Monday, January 3, 2011

Meta Writing

One of my favorite bloggers, Katya Andressen, has pledged to blog everyday throughout the year.

"Blogging forces you into a state of mental depth and rigor, and we can all do with more of that. It’s one thing to have a thought. It’s quite another to think it through and post it publicly. You have to work your brain harder."

In that vein, I want to use this blog for meta writing; writing about writing. I want to improve my craft as it is the core of my job. I use writing as a persuasive element to build relationships and ultimately solicit support for my employer.

I also want to spend more time writing creatively, as that was my first passion in the arts when I was in high school. I had brief bouts of furious fiction spewing from my keyboard that now I mostly think of as amateur drivel. Only within the last few years have I begun writing fiction, or more broadly, creative writing, again.

Other than "for my own enjoyment", I often struggle with the question: what is the purpose of fiction? I read on a forum that I frequent that fiction should never be didactic. I wholeheartedly disagree even if I do not have an answer as to what fiction "should" be.

When speaking about writing, my English Professor issued the following quote:

"There are three points of view
from which a writer can be considered:
he may be considered as a story teller,
as a teacher,
and as an enchanter.

A major writer combines these three -
storyteller, teacher, enchanter -

but it is the enchanter in him
that predominates
and makes him
a major writer."

Vladimir Nabok
o


The story teller is fairly easy to identify. You've got a protagonist, some conflict and a resolution. Hollywood is very good at this but rarely goes any further. As an example of a teacher, my professor mentioned the works of Michael Crichton. The story telling is still there, but the reader is learning something new and often complex.
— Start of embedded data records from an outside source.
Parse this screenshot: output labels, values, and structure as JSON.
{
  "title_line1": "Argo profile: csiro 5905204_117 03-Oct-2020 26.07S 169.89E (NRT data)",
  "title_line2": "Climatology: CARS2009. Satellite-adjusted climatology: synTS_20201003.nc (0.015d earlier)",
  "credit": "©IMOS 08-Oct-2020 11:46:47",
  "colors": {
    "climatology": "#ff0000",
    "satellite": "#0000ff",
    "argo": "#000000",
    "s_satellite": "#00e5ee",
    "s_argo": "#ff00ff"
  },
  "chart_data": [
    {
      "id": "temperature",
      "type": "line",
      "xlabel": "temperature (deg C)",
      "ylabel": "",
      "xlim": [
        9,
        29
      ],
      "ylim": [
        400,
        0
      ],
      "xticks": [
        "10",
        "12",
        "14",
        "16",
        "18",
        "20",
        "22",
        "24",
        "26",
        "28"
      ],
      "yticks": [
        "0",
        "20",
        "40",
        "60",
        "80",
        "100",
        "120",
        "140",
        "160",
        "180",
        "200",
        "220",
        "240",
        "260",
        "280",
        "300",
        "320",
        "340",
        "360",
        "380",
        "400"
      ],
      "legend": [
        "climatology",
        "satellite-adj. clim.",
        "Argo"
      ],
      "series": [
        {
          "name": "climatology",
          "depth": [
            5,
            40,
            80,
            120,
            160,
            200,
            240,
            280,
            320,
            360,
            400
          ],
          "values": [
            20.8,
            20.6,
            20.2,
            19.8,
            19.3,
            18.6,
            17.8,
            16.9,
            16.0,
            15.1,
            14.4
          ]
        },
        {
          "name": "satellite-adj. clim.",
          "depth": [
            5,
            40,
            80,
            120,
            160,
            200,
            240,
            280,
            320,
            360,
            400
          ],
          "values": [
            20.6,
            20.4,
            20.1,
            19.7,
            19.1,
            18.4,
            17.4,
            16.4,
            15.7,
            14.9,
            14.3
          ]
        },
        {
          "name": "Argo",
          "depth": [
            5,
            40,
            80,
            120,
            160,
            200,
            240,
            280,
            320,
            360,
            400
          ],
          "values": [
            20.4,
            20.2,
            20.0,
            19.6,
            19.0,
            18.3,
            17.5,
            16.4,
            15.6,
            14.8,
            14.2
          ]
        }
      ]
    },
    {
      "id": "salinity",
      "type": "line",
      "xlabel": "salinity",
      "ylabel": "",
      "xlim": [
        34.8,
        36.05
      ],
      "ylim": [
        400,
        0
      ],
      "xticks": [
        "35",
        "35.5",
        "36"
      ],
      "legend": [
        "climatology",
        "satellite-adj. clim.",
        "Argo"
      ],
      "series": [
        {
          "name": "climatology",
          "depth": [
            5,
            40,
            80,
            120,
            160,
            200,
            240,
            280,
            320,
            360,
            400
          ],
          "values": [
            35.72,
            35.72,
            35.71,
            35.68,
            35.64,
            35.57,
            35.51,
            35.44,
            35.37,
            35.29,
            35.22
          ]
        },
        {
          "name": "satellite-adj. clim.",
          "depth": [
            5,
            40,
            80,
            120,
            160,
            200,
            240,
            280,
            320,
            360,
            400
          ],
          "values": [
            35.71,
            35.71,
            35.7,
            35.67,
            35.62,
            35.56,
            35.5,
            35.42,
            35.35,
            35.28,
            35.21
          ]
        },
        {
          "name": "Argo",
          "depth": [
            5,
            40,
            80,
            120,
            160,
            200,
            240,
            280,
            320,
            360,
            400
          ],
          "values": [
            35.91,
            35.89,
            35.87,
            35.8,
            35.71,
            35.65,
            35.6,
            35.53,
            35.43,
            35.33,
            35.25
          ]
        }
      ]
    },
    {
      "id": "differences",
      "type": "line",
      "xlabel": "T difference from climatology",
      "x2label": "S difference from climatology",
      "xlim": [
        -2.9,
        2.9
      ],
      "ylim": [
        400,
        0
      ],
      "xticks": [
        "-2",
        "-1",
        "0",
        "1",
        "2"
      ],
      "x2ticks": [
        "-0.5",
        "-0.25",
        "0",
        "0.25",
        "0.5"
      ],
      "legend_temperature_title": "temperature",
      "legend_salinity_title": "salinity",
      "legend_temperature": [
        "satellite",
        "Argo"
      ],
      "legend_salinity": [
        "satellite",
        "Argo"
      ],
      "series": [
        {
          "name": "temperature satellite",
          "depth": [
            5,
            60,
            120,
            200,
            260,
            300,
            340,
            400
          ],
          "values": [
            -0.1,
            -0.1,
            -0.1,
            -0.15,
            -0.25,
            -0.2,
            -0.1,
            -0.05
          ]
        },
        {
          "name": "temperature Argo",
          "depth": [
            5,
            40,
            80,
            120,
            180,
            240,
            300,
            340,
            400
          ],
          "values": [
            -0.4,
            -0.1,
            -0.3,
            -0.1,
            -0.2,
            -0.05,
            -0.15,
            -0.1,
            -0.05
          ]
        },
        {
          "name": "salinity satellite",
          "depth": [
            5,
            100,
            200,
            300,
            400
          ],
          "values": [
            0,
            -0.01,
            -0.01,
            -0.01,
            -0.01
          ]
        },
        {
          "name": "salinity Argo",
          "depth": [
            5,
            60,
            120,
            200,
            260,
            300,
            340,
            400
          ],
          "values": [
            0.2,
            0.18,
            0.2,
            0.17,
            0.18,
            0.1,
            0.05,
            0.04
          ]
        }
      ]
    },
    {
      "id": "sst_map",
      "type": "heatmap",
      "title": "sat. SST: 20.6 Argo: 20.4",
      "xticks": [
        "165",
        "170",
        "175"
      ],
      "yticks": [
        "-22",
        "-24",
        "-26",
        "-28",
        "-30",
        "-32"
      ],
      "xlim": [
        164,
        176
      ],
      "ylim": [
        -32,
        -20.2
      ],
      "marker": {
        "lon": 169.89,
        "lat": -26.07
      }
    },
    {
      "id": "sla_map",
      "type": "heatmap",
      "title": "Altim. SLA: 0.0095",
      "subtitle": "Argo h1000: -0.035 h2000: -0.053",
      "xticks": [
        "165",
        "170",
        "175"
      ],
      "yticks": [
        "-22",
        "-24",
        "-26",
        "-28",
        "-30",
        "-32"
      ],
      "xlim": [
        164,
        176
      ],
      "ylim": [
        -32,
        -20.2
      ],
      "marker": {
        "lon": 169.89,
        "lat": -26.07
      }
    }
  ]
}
The last aspect was never defined in that class. I think it is because enchantment cannot be quantified; the reader will know it when he sees it. Since it is up to each one of us to define enchantment, here is my elucidation: when you wake up in the middle of the night or first thing in the morning and your mind is so entrenched in a thought that you can tell it was thinking about it in your sleep. If that thought has been derived from literature, that my friends, is enchantment.


Often times literary snobs (I'm not casting stones, I openly self-identify as both a beer and coffee snob) get hung up on prose. It is quite a talent to give long, beautiful, descriptive, original imagery in a novel. I imagine that all enchanters are quite good at this. However, I see good writing as a pyramid of story teller, teacher, and enchanter. Each is not separate, but builds upon the lower level, transcends and includes its foundation. Some writers have wonderful prose that few others can match but they lack the compelling story telling capabilities that can complete them.

For me, the teaching element is necessary. I have a curious mind and if I'm not learning something new, I'm not interested. It doesn't have to be Michael Crichton explaining to me the complexities of dinosaur DNA. It could be Kurt Vonnegut describing the bombing of Dresden and the concept of fatalism as seen through the eyes of an alien species (The Tralfamadorians, in my opinion, were the crux of the novel. Not the war). We all have unique experiences to tell about and they should be included in every story so that the reader always has something new to learn.

Others simply want to be entertained and they need the refined wordsmith to do so. This thinking about thinking has gotten me to thinking, or meta meta thinking, so I guess I've done my job. I will write more on this later.